Miranda plays himself exactly how one might picture the worst version of him to behave: an arrogant, smug, ungrateful, self-obsessed perfectionist. He’s probably nothing like that in real life, but he plays it perfectly. Plus, his arc ends with the most hysterical reference to the Hamilton v. Burr duel.

Ben Stiller

Ben Stiller played himself in season 4 as Larry’s co-star in The Producers. Stiller played every scene against David perfectly, whether they were arguing over David sitting in the front of Stiller’s car, David not singing the “Happy Birthday” song at Stiller’s birthday party, or David accidentally stabbing Stiller in the eye with a used skewer.
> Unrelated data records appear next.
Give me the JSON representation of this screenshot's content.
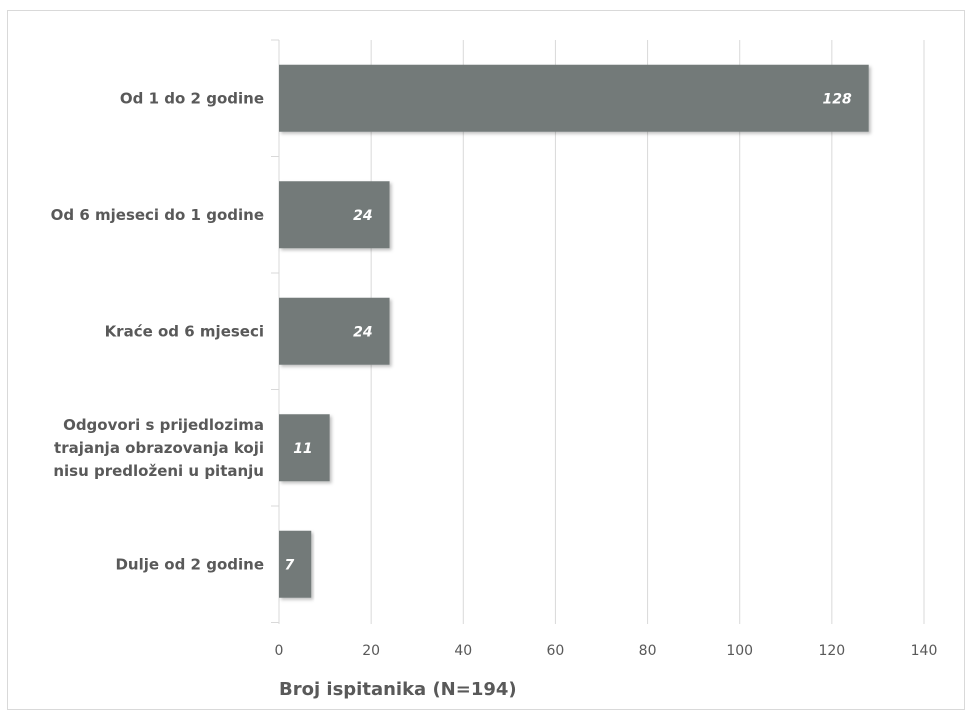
{
  "chart_data": {
    "type": "bar",
    "orientation": "horizontal",
    "categories": [
      [
        "Od 1 do 2 godine"
      ],
      [
        "Od 6 mjeseci do 1 godine"
      ],
      [
        "Kraće od 6 mjeseci"
      ],
      [
        "Odgovori s prijedlozima",
        "trajanja obrazovanja koji",
        "nisu predloženi u pitanju"
      ],
      [
        "Dulje od 2 godine"
      ]
    ],
    "values": [
      128,
      24,
      24,
      11,
      7
    ],
    "data_labels": [
      "128",
      "24",
      "24",
      "11",
      "7"
    ],
    "xlabel": "Broj ispitanika (N=194)",
    "ylabel": "",
    "title": "",
    "xlim": [
      0,
      140
    ],
    "xticks": [
      0,
      20,
      40,
      60,
      80,
      100,
      120,
      140
    ],
    "xtick_labels": [
      "0",
      "20",
      "40",
      "60",
      "80",
      "100",
      "120",
      "140"
    ],
    "grid": "vertical",
    "legend": "none",
    "colors": {
      "bar": "#737a79",
      "grid": "#d9d9d9",
      "text": "#595959",
      "data_label": "#ffffff"
    }
  }
}
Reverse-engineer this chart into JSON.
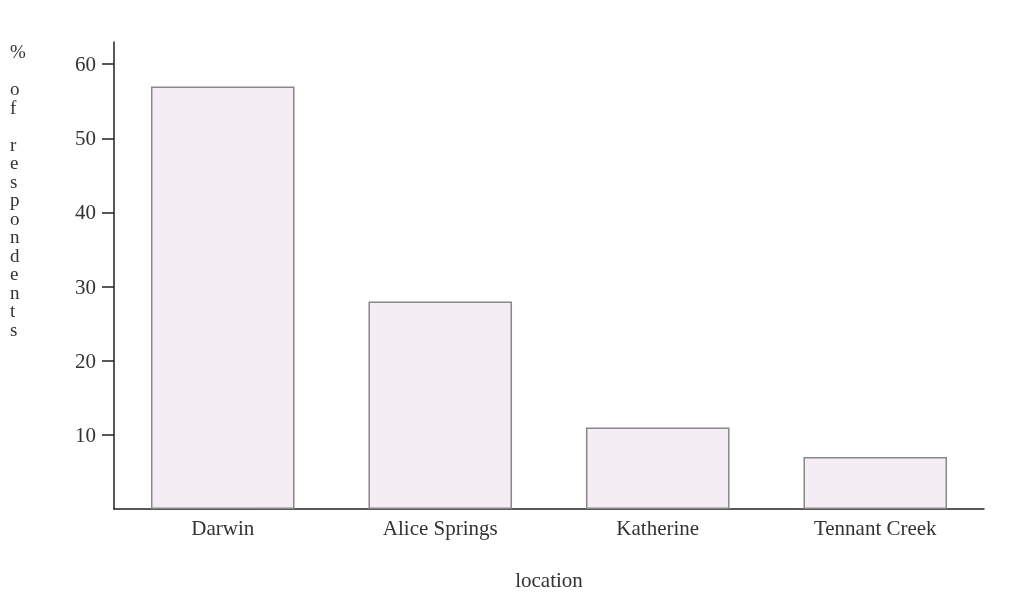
{
  "chart_data": {
    "type": "bar",
    "xlabel": "location",
    "ylabel": "% of respondents",
    "categories": [
      "Darwin",
      "Alice Springs",
      "Katherine",
      "Tennant Creek"
    ],
    "values": [
      57,
      28,
      11,
      7
    ],
    "color": "#f4eef4",
    "ylim": [
      0,
      63
    ],
    "yticks": [
      10,
      20,
      30,
      40,
      50,
      60
    ],
    "grid": false
  }
}
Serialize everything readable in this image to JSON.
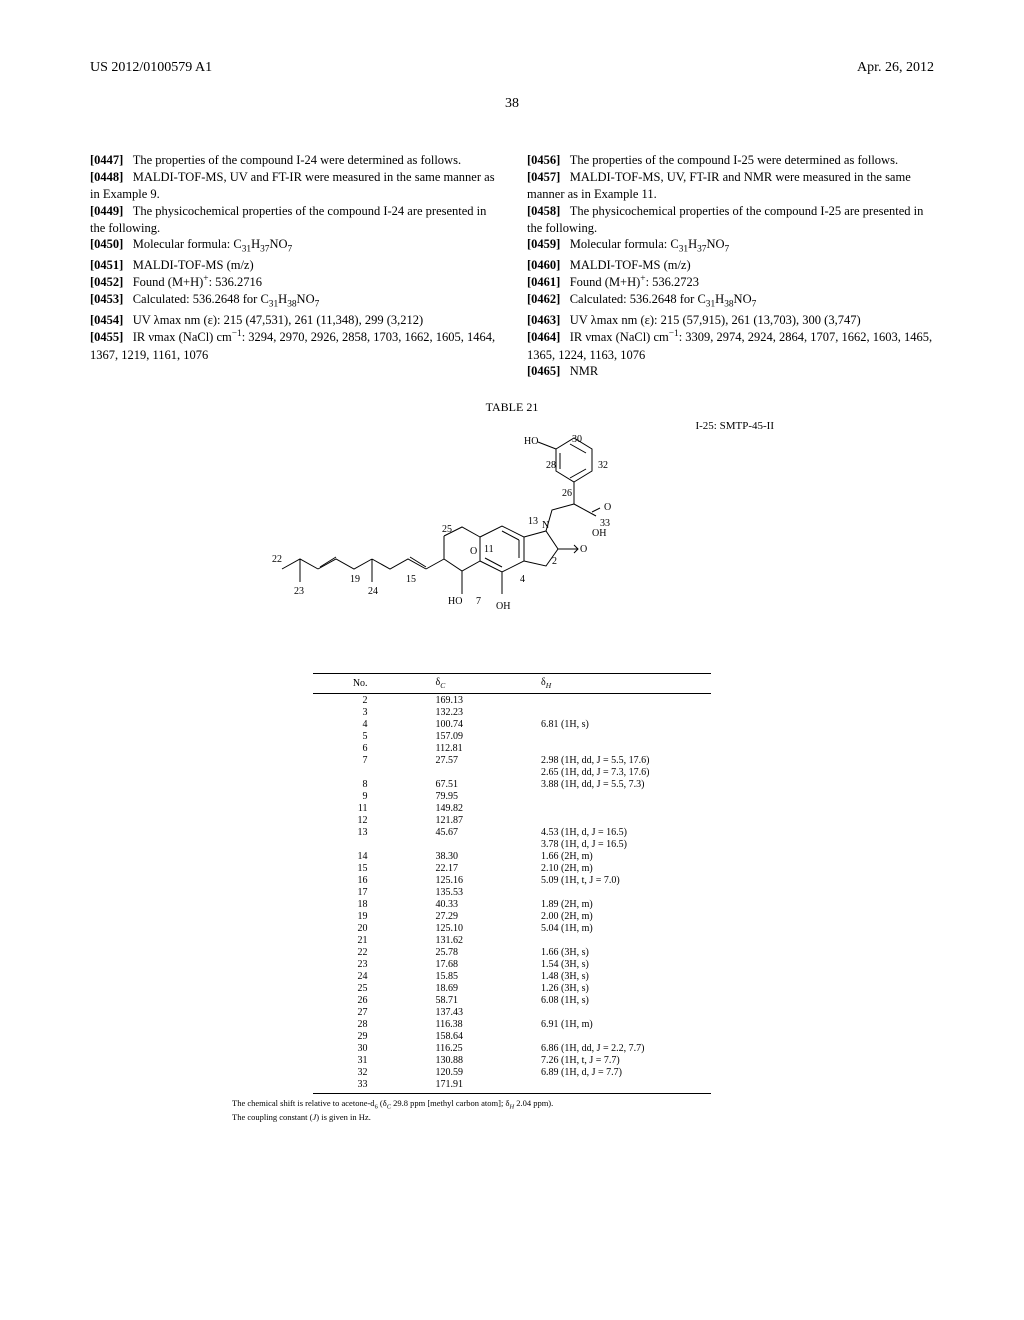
{
  "header": {
    "pub_number": "US 2012/0100579 A1",
    "date": "Apr. 26, 2012",
    "page": "38"
  },
  "left_col": {
    "p0447": "The properties of the compound I-24 were determined as follows.",
    "p0448": "MALDI-TOF-MS, UV and FT-IR were measured in the same manner as in Example 9.",
    "p0449": "The physicochemical properties of the compound I-24 are presented in the following.",
    "p0450_label": "Molecular formula: ",
    "p0450_formula": "C₃₁H₃₇NO₇",
    "p0451": "MALDI-TOF-MS (m/z)",
    "p0452_label": "Found (M+H)",
    "p0452_val": ": 536.2716",
    "p0453_label": "Calculated: 536.2648 for ",
    "p0453_formula": "C₃₁H₃₈NO₇",
    "p0454": "UV λmax nm (ε): 215 (47,531), 261 (11,348), 299 (3,212)",
    "p0455_a": "IR νmax (NaCl) cm",
    "p0455_b": ": 3294, 2970, 2926, 2858, 1703, 1662, 1605, 1464, 1367, 1219, 1161, 1076"
  },
  "right_col": {
    "p0456": "The properties of the compound I-25 were determined as follows.",
    "p0457": "MALDI-TOF-MS, UV, FT-IR and NMR were measured in the same manner as in Example 11.",
    "p0458": "The physicochemical properties of the compound I-25 are presented in the following.",
    "p0459_label": "Molecular formula: ",
    "p0459_formula": "C₃₁H₃₇NO₇",
    "p0460": "MALDI-TOF-MS (m/z)",
    "p0461_label": "Found (M+H)",
    "p0461_val": ": 536.2723",
    "p0462_label": "Calculated: 536.2648 for ",
    "p0462_formula": "C₃₁H₃₈NO₇",
    "p0463": "UV λmax nm (ε): 215 (57,915), 261 (13,703), 300 (3,747)",
    "p0464_a": "IR νmax (NaCl) cm",
    "p0464_b": ": 3309, 2974, 2924, 2864, 1707, 1662, 1603, 1465, 1365, 1224, 1163, 1076",
    "p0465": "NMR"
  },
  "table": {
    "title": "TABLE 21",
    "compound_label": "I-25: SMTP-45-II",
    "col_headers": {
      "no": "No.",
      "dc": "δ",
      "dc_sub": "C",
      "dh": "δ",
      "dh_sub": "H"
    },
    "rows": [
      {
        "no": "2",
        "dc": "169.13",
        "dh": ""
      },
      {
        "no": "3",
        "dc": "132.23",
        "dh": ""
      },
      {
        "no": "4",
        "dc": "100.74",
        "dh": "6.81 (1H, s)"
      },
      {
        "no": "5",
        "dc": "157.09",
        "dh": ""
      },
      {
        "no": "6",
        "dc": "112.81",
        "dh": ""
      },
      {
        "no": "7",
        "dc": "27.57",
        "dh": "2.98 (1H, dd, J = 5.5, 17.6)"
      },
      {
        "no": "",
        "dc": "",
        "dh": "2.65 (1H, dd, J = 7.3, 17.6)"
      },
      {
        "no": "8",
        "dc": "67.51",
        "dh": "3.88 (1H, dd, J = 5.5, 7.3)"
      },
      {
        "no": "9",
        "dc": "79.95",
        "dh": ""
      },
      {
        "no": "11",
        "dc": "149.82",
        "dh": ""
      },
      {
        "no": "12",
        "dc": "121.87",
        "dh": ""
      },
      {
        "no": "13",
        "dc": "45.67",
        "dh": "4.53 (1H, d, J = 16.5)"
      },
      {
        "no": "",
        "dc": "",
        "dh": "3.78 (1H, d, J = 16.5)"
      },
      {
        "no": "14",
        "dc": "38.30",
        "dh": "1.66 (2H, m)"
      },
      {
        "no": "15",
        "dc": "22.17",
        "dh": "2.10 (2H, m)"
      },
      {
        "no": "16",
        "dc": "125.16",
        "dh": "5.09 (1H, t, J = 7.0)"
      },
      {
        "no": "17",
        "dc": "135.53",
        "dh": ""
      },
      {
        "no": "18",
        "dc": "40.33",
        "dh": "1.89 (2H, m)"
      },
      {
        "no": "19",
        "dc": "27.29",
        "dh": "2.00 (2H, m)"
      },
      {
        "no": "20",
        "dc": "125.10",
        "dh": "5.04 (1H, m)"
      },
      {
        "no": "21",
        "dc": "131.62",
        "dh": ""
      },
      {
        "no": "22",
        "dc": "25.78",
        "dh": "1.66 (3H, s)"
      },
      {
        "no": "23",
        "dc": "17.68",
        "dh": "1.54 (3H, s)"
      },
      {
        "no": "24",
        "dc": "15.85",
        "dh": "1.48 (3H, s)"
      },
      {
        "no": "25",
        "dc": "18.69",
        "dh": "1.26 (3H, s)"
      },
      {
        "no": "26",
        "dc": "58.71",
        "dh": "6.08 (1H, s)"
      },
      {
        "no": "27",
        "dc": "137.43",
        "dh": ""
      },
      {
        "no": "28",
        "dc": "116.38",
        "dh": "6.91 (1H, m)"
      },
      {
        "no": "29",
        "dc": "158.64",
        "dh": ""
      },
      {
        "no": "30",
        "dc": "116.25",
        "dh": "6.86 (1H, dd, J = 2.2, 7.7)"
      },
      {
        "no": "31",
        "dc": "130.88",
        "dh": "7.26 (1H, t, J = 7.7)"
      },
      {
        "no": "32",
        "dc": "120.59",
        "dh": "6.89 (1H, d, J = 7.7)"
      },
      {
        "no": "33",
        "dc": "171.91",
        "dh": ""
      }
    ],
    "footnote1_a": "The chemical shift is relative to acetone-d",
    "footnote1_b": " (δ",
    "footnote1_c": " 29.8 ppm [methyl carbon atom]; δ",
    "footnote1_d": " 2.04 ppm).",
    "footnote2_a": "The coupling constant (",
    "footnote2_b": ") is given in Hz."
  },
  "diagram_labels": {
    "l22": "22",
    "l23": "23",
    "l19": "19",
    "l24": "24",
    "l15": "15",
    "l25": "25",
    "l11": "11",
    "l13": "13",
    "l7": "7",
    "l2": "2",
    "l4": "4",
    "l26": "26",
    "l28": "28",
    "l30": "30",
    "l32": "32",
    "l33": "33",
    "ho1": "HO",
    "ho2": "HO",
    "oh1": "OH",
    "oh2": "OH",
    "o1": "O",
    "o2": "O",
    "o3": "O",
    "n": "N"
  }
}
It’s difficult to keep up in an improv situation, especially when you’re working with seasoned pros, you’re new to the show, you have to serve the motivations of a scene, and above all, you have to keep it funny. Ben Stiller nailed every scene he was in.

Chris Williams (as Krazee-Eyez Killa)

Krazee-Eyez Killa was sort of an early template for Leon, Larry’s black, streetwise sidekick. He came into the show for one episode as a rapper engaged to Wanda Sykes, and Chris Williams brought everything to the character. He even wrote the rap lyrics that he pitches to Larry, which Larry wasn’t expecting at all.

He took a character that wasn’t very developed or fleshed-out and really made it unforgettably his own. Williams also immortalized a litany of memorable quotes in just a few short appearances, from “I’m your motherf****n’ Caucasian!” to “Yo, Delicious, get a tissue – my man’s gonna sneeze!”

Michael J. Fox

In the comedy world, there’s a big distinction between “punching up” and “punching down.” Sensitive subjects can be used for comedy, but only if they’re handled in the right way and if the targets are right. The season 8 finale “Larry vs. Michael J. Fox” sees Larry going head-to-head with Michael J. Fox and the episode wrings a lot of humor out of Fox’s affliction with Parkinson’s disease.

From a soda can getting shaken up to Larry being mistaken for playing a fake violin, none of the humor is mean-spirited or insensitive, because the targets are right, and Fox is never the butt of the joke – only Larry is.